From: Barry Song <v-songbaohua@oppo.com>

Profiling a system blindly with mTHP has become challenging due
to the lack of visibility into its operations. While displaying
additional statistics such as partial map/unmap actions may
spark debate, presenting the success rate of mTHP allocations
appears to be a straightforward and pressing need.

Recently, I've been experiencing significant difficulty debugging
performance improvements and regressions without these figures.
It's crucial for us to understand the true effectiveness of
mTHP in real-world scenarios, especially in systems with fragmented
memory.

Signed-off-by: Barry Song <v-songbaohua@oppo.com>
---
 include/linux/vm_event_item.h | 2 ++
 mm/memory.c                   | 2 ++
 mm/vmstat.c                   | 2 ++
 3 files changed, 6 insertions(+)

diff --git a/include/linux/vm_event_item.h b/include/linux/vm_event_item.h
index 747943bc8cc2..3233b39bdb38 100644
--- a/include/linux/vm_event_item.h
+++ b/include/linux/vm_event_item.h
@@ -95,6 +95,8 @@ enum vm_event_item { PGPGIN, PGPGOUT, PSWPIN, PSWPOUT,
 		THP_FAULT_ALLOC,
 		THP_FAULT_FALLBACK,
 		THP_FAULT_FALLBACK_CHARGE,
+		MTHP_FAULT_ALLOC,
+		MTHP_FAULT_FALLBACK,
 		THP_COLLAPSE_ALLOC,
 		THP_COLLAPSE_ALLOC_FAILED,
 		THP_FILE_ALLOC,
diff --git a/mm/memory.c b/mm/memory.c
index 62ee4a15092a..803f00a07d54 100644
--- a/mm/memory.c
+++ b/mm/memory.c
@@ -4364,12 +4364,14 @@ static struct folio *alloc_anon_folio(struct vm_fault *vmf)
 			}
 			folio_throttle_swaprate(folio, gfp);
 			clear_huge_page(&folio->page, vmf->address, 1 << order);
+			count_vm_event(MTHP_FAULT_ALLOC);
 			return folio;
 		}
 next:
 		order = next_order(&orders, order);
 	}
 
+	count_vm_event(MTHP_FAULT_FALLBACK);
 fallback:
 #endif
 	return folio_prealloc(vma->vm_mm, vma, vmf->address, true);
diff --git a/mm/vmstat.c b/mm/vmstat.c
index db79935e4a54..0cc86c73ecdc 100644
--- a/mm/vmstat.c
+++ b/mm/vmstat.c
@@ -1353,6 +1353,8 @@ const char * const vmstat_text[] = {
 	"thp_fault_alloc",
 	"thp_fault_fallback",
 	"thp_fault_fallback_charge",
+	"mthp_fault_alloc",
+	"mthp_fault_fallback",
 	"thp_collapse_alloc",
 	"thp_collapse_alloc_failed",
 	"thp_file_alloc",
-- 
2.34.1



^ permalink raw reply	[flat|nested] 6+ messages in thread

* Re: [RFC PATCH] mm: show mthp_fault_alloc and mthp_fault_fallback of multi-size THPs
  2024-03-26  3:01 [RFC PATCH] mm: show mthp_fault_alloc and mthp_fault_fallback of multi-size THPs Barry Song
@ 2024-03-26  3:24 ` Matthew Wilcox
  2024-03-26  3:40   ` Barry Song
  0 siblings, 1 reply; 6+ messages in thread
From: Matthew Wilcox @ 2024-03-26  3:24 UTC (permalink / raw)
  To: Barry Song
  Cc: akpm, linux-mm, ryan.roberts, david, kasong, yuzhao, yosryahmed,
	cerasuolodomenico, surenb, Barry Song

On Tue, Mar 26, 2024 at 04:01:03PM +1300, Barry Song wrote:
> Profiling a system blindly with mTHP has become challenging due
> to the lack of visibility into its operations.
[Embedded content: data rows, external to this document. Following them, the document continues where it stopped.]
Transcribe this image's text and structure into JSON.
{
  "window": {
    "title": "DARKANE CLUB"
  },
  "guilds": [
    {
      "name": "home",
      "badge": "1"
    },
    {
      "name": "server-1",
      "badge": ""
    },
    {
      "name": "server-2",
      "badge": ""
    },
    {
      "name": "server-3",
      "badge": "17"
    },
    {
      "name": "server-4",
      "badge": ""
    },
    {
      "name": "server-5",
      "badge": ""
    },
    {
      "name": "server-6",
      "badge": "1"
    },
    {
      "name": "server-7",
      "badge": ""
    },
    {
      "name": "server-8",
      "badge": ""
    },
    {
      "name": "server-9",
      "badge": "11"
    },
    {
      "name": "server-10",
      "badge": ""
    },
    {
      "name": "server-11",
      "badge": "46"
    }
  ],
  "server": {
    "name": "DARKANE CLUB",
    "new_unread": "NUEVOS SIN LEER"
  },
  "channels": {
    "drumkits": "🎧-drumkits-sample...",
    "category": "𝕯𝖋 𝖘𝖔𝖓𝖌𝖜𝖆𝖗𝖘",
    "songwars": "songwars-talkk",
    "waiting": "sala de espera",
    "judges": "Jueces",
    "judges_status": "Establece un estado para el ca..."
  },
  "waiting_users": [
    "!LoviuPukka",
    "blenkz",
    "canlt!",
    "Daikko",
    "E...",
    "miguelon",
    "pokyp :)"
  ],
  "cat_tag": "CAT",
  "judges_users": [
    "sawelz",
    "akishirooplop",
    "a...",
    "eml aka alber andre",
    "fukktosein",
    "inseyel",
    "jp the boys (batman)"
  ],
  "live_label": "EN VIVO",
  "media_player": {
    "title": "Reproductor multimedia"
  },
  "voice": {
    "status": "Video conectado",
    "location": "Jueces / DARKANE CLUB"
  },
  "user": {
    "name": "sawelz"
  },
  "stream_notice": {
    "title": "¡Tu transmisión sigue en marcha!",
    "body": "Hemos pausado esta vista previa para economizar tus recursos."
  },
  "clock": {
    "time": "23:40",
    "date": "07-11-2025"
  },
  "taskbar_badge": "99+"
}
While displaying
> additional statistics such as partial map/unmap actions may
> spark debate, presenting the success rate of mTHP allocations
> appears to be a straightforward and pressing need.

Ummm ... no?  Not like this anyway.  It has the bad assumption that
"mTHP" only comes in one size.



^ permalink raw reply	[flat|nested] 6+ messages in thread

* Re: [RFC PATCH] mm: show mthp_fault_alloc and mthp_fault_fallback of multi-size THPs
  2024-03-26  3:24 ` Matthew Wilcox
@ 2024-03-26  3:40   ` Barry Song
  2024-03-26 22:19     ` Barry Song
  0 siblings, 1 reply; 6+ messages in thread
From: Barry Song @ 2024-03-26  3:40 UTC (permalink / raw)
  To: Matthew Wilcox
  Cc: akpm, linux-mm, ryan.roberts, david, kasong, yuzhao, yosryahmed,
	cerasuolodomenico, surenb, Barry Song

On Tue, Mar 26, 2024 at 4:25 PM Matthew Wilcox <willy@infradead.org> wrote:
>
> On Tue, Mar 26, 2024 at 04:01:03PM +1300, Barry Song wrote:
> > Profiling a system blindly with mTHP has become challenging due
> > to the lack of visibility into its operations. While displaying
> > additional statistics such as partial map/unmap actions may
> > spark debate, presenting the success rate of mTHP allocations
> > appears to be a straightforward and pressing need.
>
> Ummm ... no?  Not like this anyway.  It has the bad assumption that
> "mTHP" only comes in one size.

I had initially considered per-size allocation and fallback before sending
the RFC. However, in order to prompt discussion and exploration
into profiling possibilities, I opted to send the simplest code instead.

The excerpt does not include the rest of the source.